David Collier

ISBN 1-894994-53-1
Graphic Novel
7×10 / 136 pages (black and white)

Nominated for a Doug Wright Award
Nominated for a Hamilton Literary Award


Since publishing his first story in R. Crumb’s Weirdo magazine, David Collier has been known for his thoughtful comic essays, often biographies of endearing eccentrics like himself. With his strong feeling for rustic scenery, Collier has carved a niche drawing homely images of grain elevators and abandoned cabins for publications like The Globe and Mail, the National Post, Saturday Night and Geist magazine. Chimo is an autobiographical account of Collier’s decision to re-enlist in the Canadian army and go through basic training again at age 40, leaving his new family behind. His goal is to get to Afghanistan and follow in the footsteps of artists (such as Alex Colville) who produced a body of work while serving in the Canadian War Artists Program. It is a poignant account of aging and mortality but, in true Collier fashion, digresses into scenes of jumping rope, kayaking in Hamilton harbour, and the story of his childhood hero, skier “Jackrabbit” Johannsen.

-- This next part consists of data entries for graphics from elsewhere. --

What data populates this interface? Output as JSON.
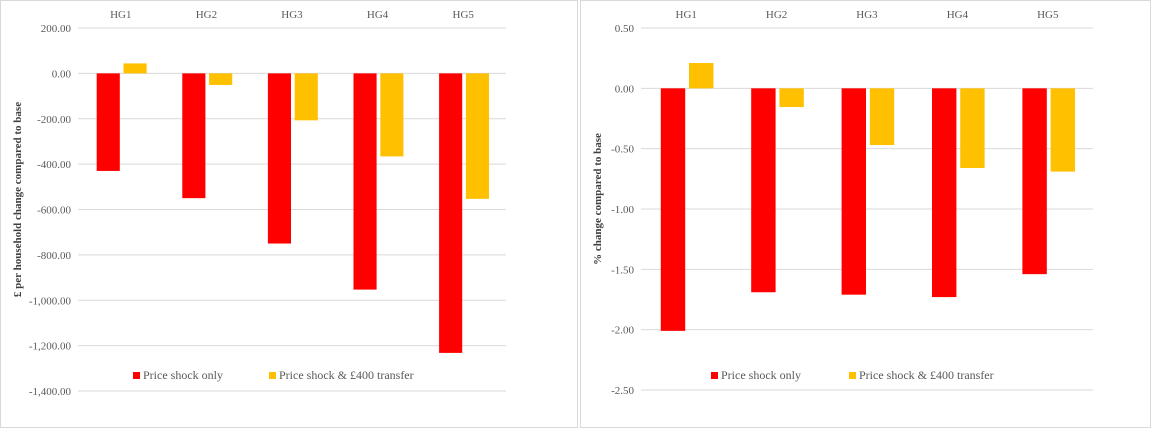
{
  "chart_data": [
    {
      "type": "bar",
      "categories": [
        "HG1",
        "HG2",
        "HG3",
        "HG4",
        "HG5"
      ],
      "series": [
        {
          "name": "Price shock only",
          "color": "#ff0000",
          "values": [
            -430,
            -550,
            -750,
            -953,
            -1232
          ]
        },
        {
          "name": "Price shock & £400 transfer",
          "color": "#ffc000",
          "values": [
            44,
            -51,
            -207,
            -366,
            -553
          ]
        }
      ],
      "title": "",
      "xlabel": "",
      "ylabel": "£ per household change compared to base",
      "ylim": [
        -1400,
        200
      ],
      "yticks": [
        200,
        0,
        -200,
        -400,
        -600,
        -800,
        -1000,
        -1200,
        -1400
      ],
      "ytick_labels": [
        "200.00",
        "0.00",
        "-200.00",
        "-400.00",
        "-600.00",
        "-800.00",
        "-1,000.00",
        "-1,200.00",
        "-1,400.00"
      ],
      "x_axis_position": "top",
      "grid": true,
      "legend": "bottom"
    },
    {
      "type": "bar",
      "categories": [
        "HG1",
        "HG2",
        "HG3",
        "HG4",
        "HG5"
      ],
      "series": [
        {
          "name": "Price shock only",
          "color": "#ff0000",
          "values": [
            -2.01,
            -1.69,
            -1.71,
            -1.73,
            -1.54
          ]
        },
        {
          "name": "Price shock & £400 transfer",
          "color": "#ffc000",
          "values": [
            0.21,
            -0.155,
            -0.47,
            -0.66,
            -0.69
          ]
        }
      ],
      "title": "",
      "xlabel": "",
      "ylabel": "% change compared to base",
      "ylim": [
        -2.5,
        0.5
      ],
      "yticks": [
        0.5,
        0,
        -0.5,
        -1,
        -1.5,
        -2,
        -2.5
      ],
      "ytick_labels": [
        "0.50",
        "0.00",
        "-0.50",
        "-1.00",
        "-1.50",
        "-2.00",
        "-2.50"
      ],
      "x_axis_position": "top",
      "grid": true,
      "legend": "bottom"
    }
  ]
}
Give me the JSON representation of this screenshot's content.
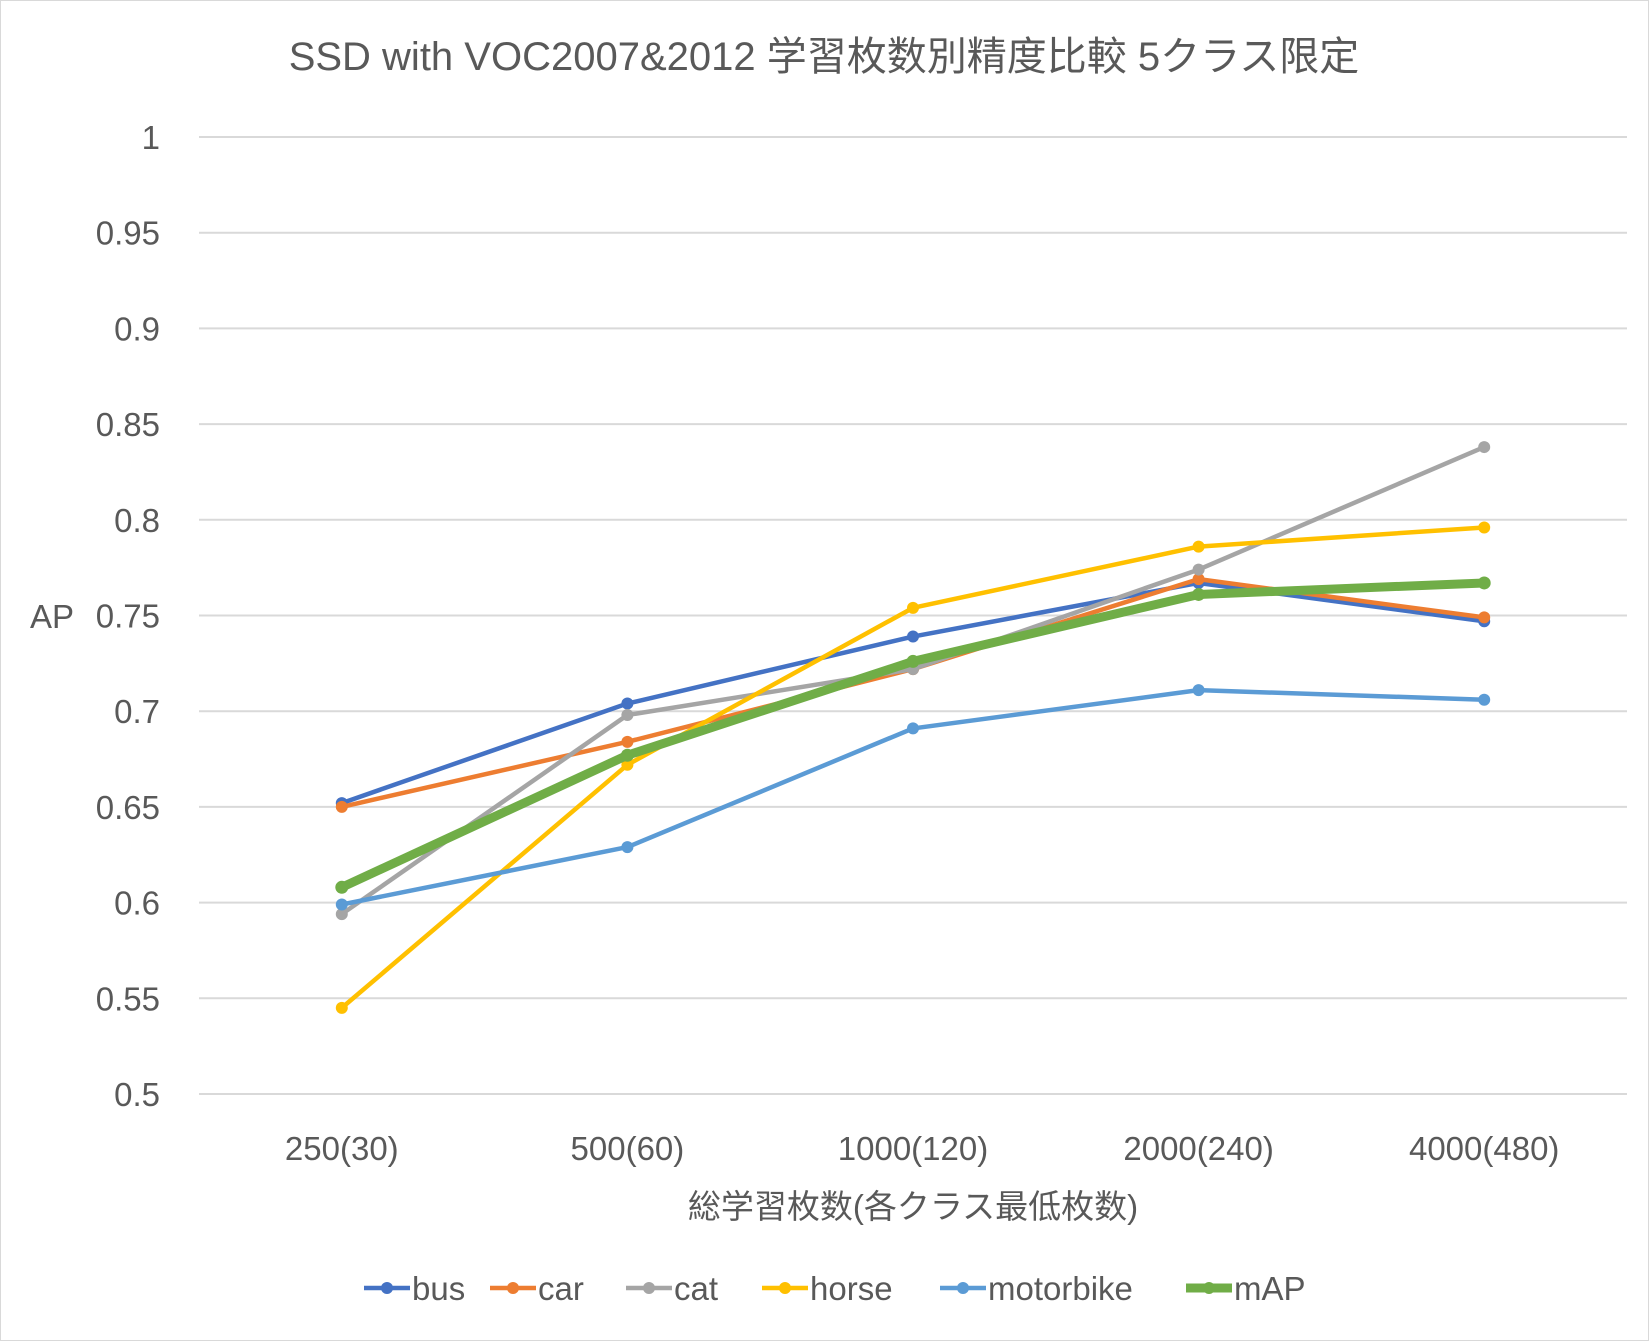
{
  "chart_data": {
    "type": "line",
    "title": "SSD with VOC2007&2012 学習枚数別精度比較 5クラス限定",
    "xlabel": "総学習枚数(各クラス最低枚数)",
    "ylabel": "AP",
    "categories": [
      "250(30)",
      "500(60)",
      "1000(120)",
      "2000(240)",
      "4000(480)"
    ],
    "ylim": [
      0.5,
      1.0
    ],
    "yticks": [
      "1",
      "0.95",
      "0.9",
      "0.85",
      "0.8",
      "0.75",
      "0.7",
      "0.65",
      "0.6",
      "0.55",
      "0.5"
    ],
    "grid": true,
    "legend_position": "bottom",
    "series": [
      {
        "name": "bus",
        "color": "#4472C4",
        "values": [
          0.652,
          0.704,
          0.739,
          0.767,
          0.747
        ]
      },
      {
        "name": "car",
        "color": "#ED7D31",
        "values": [
          0.65,
          0.684,
          0.722,
          0.769,
          0.749
        ]
      },
      {
        "name": "cat",
        "color": "#A5A5A5",
        "values": [
          0.594,
          0.698,
          0.722,
          0.774,
          0.838
        ]
      },
      {
        "name": "horse",
        "color": "#FFC000",
        "values": [
          0.545,
          0.672,
          0.754,
          0.786,
          0.796
        ]
      },
      {
        "name": "motorbike",
        "color": "#5B9BD5",
        "values": [
          0.599,
          0.629,
          0.691,
          0.711,
          0.706
        ]
      },
      {
        "name": "mAP",
        "color": "#70AD47",
        "values": [
          0.608,
          0.677,
          0.726,
          0.761,
          0.767
        ]
      }
    ]
  }
}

Chimo is an idiosyncratic, compelling and hilarious musing-in-comics that I couldn’t put down. Seemingly a quirky memoir about soldiering, it’s really a quest for survival — both basic and artistic — and a meditation on aging, family and the fight to simply try and understand oneself, all told by one of the most unpretentious cartoonists in North America. There’s an eye for mundane detail and a sort of animal fear running through it all that it leaves one shaken yet oddly refreshed. It’s unlike anything I’ve read before. I loved it.” — Chris Ware

David Collier is the author of Portraits from Life, Hamilton Sketchbook, and The Frank Ritza Papers, which was nominated for a Doug Wright Award. He previously lived in Saskatoon but now lives in Hamilton. Chimo will be launched at the Brush With War exhibit at the Canadian War Museum in Ottawa in December and then at Grit Lit in Hamilton and TCAF in Toronto in Spring 2011.